Por eso, aún con su perfil bajo, con sus pocas palabras, con su aúra mística, se convirtió en un valuarte estético de aquel momento. Nadie hablaba como él aquella nueva literatura, nadie podía sentir el sentir de aquel joven Baudelaire, de aquel consagrado Emile Zola (quien le recomendó al Estado la compra de su obra), de Maurice Maeterlinck, o José-Maria de Heredia, de Pierre Louÿs y Félicité de Lamennais, por nombrar algunos de los autores para los que ilustró sus obras. Porque Schwabe se destacó en la pintura, pero su gran legado, aquel que lo convirtió en inmortal, fue en el papel, ilustrando grandes obras como Las flores del mal.
Autodidacta inquieto, se conoce que el alemán no pasó por academia alguna y que en su formación solo cuenta con un paso por los talleres de los paisajistas suizos Joseph Mittey y Barthélemy Menn y luego, por la Escuela de Artes Industriales de Ginebra. Poco.
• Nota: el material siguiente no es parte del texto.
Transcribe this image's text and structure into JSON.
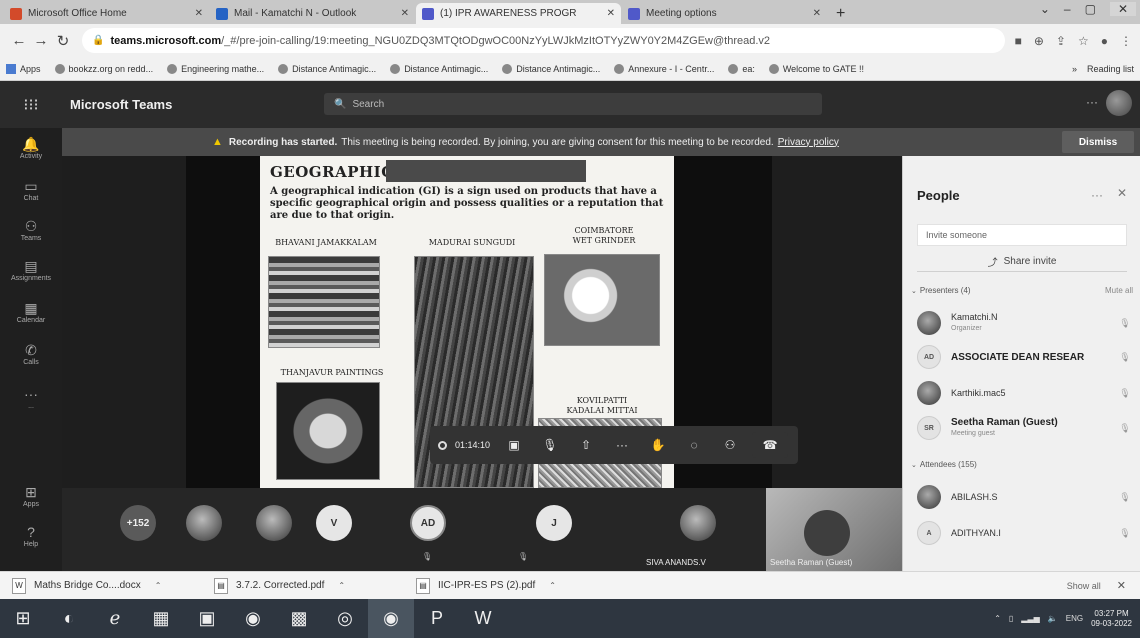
{
  "browser": {
    "tabs": [
      {
        "title": "Microsoft Office Home",
        "icon_color": "#d34a2a"
      },
      {
        "title": "Mail - Kamatchi N - Outlook",
        "icon_color": "#2563c4"
      },
      {
        "title": "(1) IPR AWARENESS PROGR",
        "icon_color": "#5059c9",
        "active": true
      },
      {
        "title": "Meeting options",
        "icon_color": "#5059c9"
      }
    ],
    "new_tab": "+",
    "url_host": "teams.microsoft.com",
    "url_path": "/_#/pre-join-calling/19:meeting_NGU0ZDQ3MTQtODgwOC00NzYyLWJkMzItOTYyZWY0Y2M4ZGEw@thread.v2",
    "bookmarks": [
      "Apps",
      "bookzz.org on redd...",
      "Engineering mathe...",
      "Distance Antimagic...",
      "Distance Antimagic...",
      "Distance Antimagic...",
      "Annexure - I - Centr...",
      "ea:",
      "Welcome to GATE !!"
    ],
    "bookmarks_right": [
      "»",
      "Reading list"
    ]
  },
  "teams": {
    "app_title": "Microsoft Teams",
    "search_placeholder": "Search",
    "rail": [
      {
        "label": "Activity",
        "icon": "bell-icon"
      },
      {
        "label": "Chat",
        "icon": "chat-icon"
      },
      {
        "label": "Teams",
        "icon": "teams-icon"
      },
      {
        "label": "Assignments",
        "icon": "assignments-icon"
      },
      {
        "label": "Calendar",
        "icon": "calendar-icon"
      },
      {
        "label": "Calls",
        "icon": "calls-icon"
      },
      {
        "label": "...",
        "icon": "more-icon"
      },
      {
        "label": "Apps",
        "icon": "apps-icon"
      },
      {
        "label": "Help",
        "icon": "help-icon"
      }
    ],
    "banner": {
      "bold": "Recording has started.",
      "text": "This meeting is being recorded. By joining, you are giving consent for this meeting to be recorded.",
      "link": "Privacy policy",
      "dismiss": "Dismiss"
    }
  },
  "slide": {
    "title": "GEOGRAPHIC",
    "definition": "A geographical indication (GI) is a sign used on products that have a specific geographical origin and possess qualities or a reputation that are due to that origin.",
    "captions": {
      "bhavani": "BHAVANI JAMAKKALAM",
      "madurai": "MADURAI SUNGUDI",
      "coimbatore": "COIMBATORE\nWET GRINDER",
      "thanjavur": "THANJAVUR PAINTINGS",
      "kovilpatti": "KOVILPATTI\nKADALAI MITTAI"
    }
  },
  "callbar": {
    "timer": "01:14:10"
  },
  "participants_strip": {
    "more": "+152",
    "initials": [
      "V",
      "AD",
      "J"
    ],
    "names": [
      "SIVA ANANDS.V",
      "Seetha Raman (Guest)"
    ]
  },
  "people": {
    "title": "People",
    "invite_placeholder": "Invite someone",
    "share_invite": "Share invite",
    "presenters_header": "Presenters (4)",
    "mute_all": "Mute all",
    "presenters": [
      {
        "name": "Kamatchi.N",
        "sub": "Organizer",
        "avatar": "photo"
      },
      {
        "name": "ASSOCIATE DEAN RESEAR",
        "sub": "",
        "avatar": "init",
        "initials": "AD",
        "bold": true
      },
      {
        "name": "Karthiki.mac5",
        "sub": "",
        "avatar": "photo"
      },
      {
        "name": "Seetha Raman (Guest)",
        "sub": "Meeting guest",
        "avatar": "init",
        "initials": "SR",
        "bold": true
      }
    ],
    "attendees_header": "Attendees (155)",
    "attendees": [
      {
        "name": "ABILASH.S",
        "sub": "",
        "avatar": "photo"
      },
      {
        "name": "ADITHYAN.I",
        "sub": "",
        "avatar": "init",
        "initials": "A"
      }
    ]
  },
  "downloads": {
    "items": [
      "Maths Bridge Co....docx",
      "3.7.2. Corrected.pdf",
      "IIC-IPR-ES PS (2).pdf"
    ],
    "show_all": "Show all"
  },
  "taskbar": {
    "lang": "ENG",
    "time": "03:27 PM",
    "date": "09-03-2022"
  }
}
Así que Schwabe sin medallas honoríficas, ni exposición alguna, dejó Ginebra, donde vivió desde los cinco años, y se fue a París, como tantos. Y allí ingresó rápidamente a los círculos del autor y ocultista francés, Joséphin Peladan, personaje apasionante de su época que llegó a autoatribuirse el título nobiliario de Sar, fundador del Salon, donde conoce a los grandes escritores del momento.
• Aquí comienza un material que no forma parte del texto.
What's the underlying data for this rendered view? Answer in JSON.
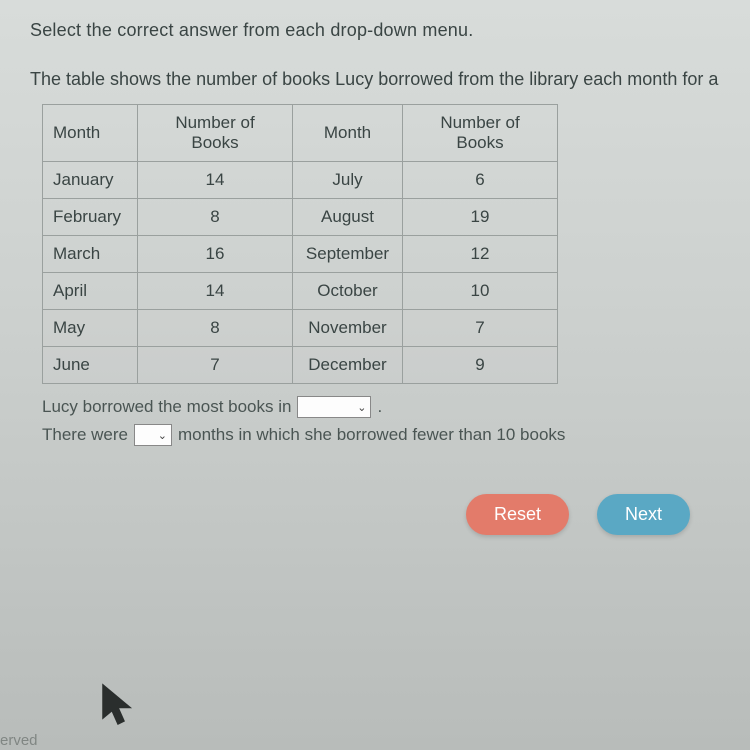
{
  "instruction": "Select the correct answer from each drop-down menu.",
  "context": "The table shows the number of books Lucy borrowed from the library each month for a",
  "table": {
    "headers": {
      "c1": "Month",
      "c2": "Number of Books",
      "c3": "Month",
      "c4": "Number of Books"
    },
    "rows": [
      {
        "m1": "January",
        "b1": "14",
        "m2": "July",
        "b2": "6"
      },
      {
        "m1": "February",
        "b1": "8",
        "m2": "August",
        "b2": "19"
      },
      {
        "m1": "March",
        "b1": "16",
        "m2": "September",
        "b2": "12"
      },
      {
        "m1": "April",
        "b1": "14",
        "m2": "October",
        "b2": "10"
      },
      {
        "m1": "May",
        "b1": "8",
        "m2": "November",
        "b2": "7"
      },
      {
        "m1": "June",
        "b1": "7",
        "m2": "December",
        "b2": "9"
      }
    ]
  },
  "q1_a": "Lucy borrowed the most books in",
  "q1_b": ".",
  "q2_a": "There were",
  "q2_b": "months in which she borrowed fewer than 10 books",
  "buttons": {
    "reset": "Reset",
    "next": "Next"
  },
  "footer": "erved"
}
Schwabe propuso una ilustración que rompía con el canon en un país como Francia, que tenía una enorme tadición, con un dibujo extraordinariamente minucioso, asociado a una iconografía visionaria muy original. Como su interpretación feérica de El evangelio de la infancia, ilustración expuesta en 1892, que se convirtió en uno de los grandes acontecimientos artísticos del año.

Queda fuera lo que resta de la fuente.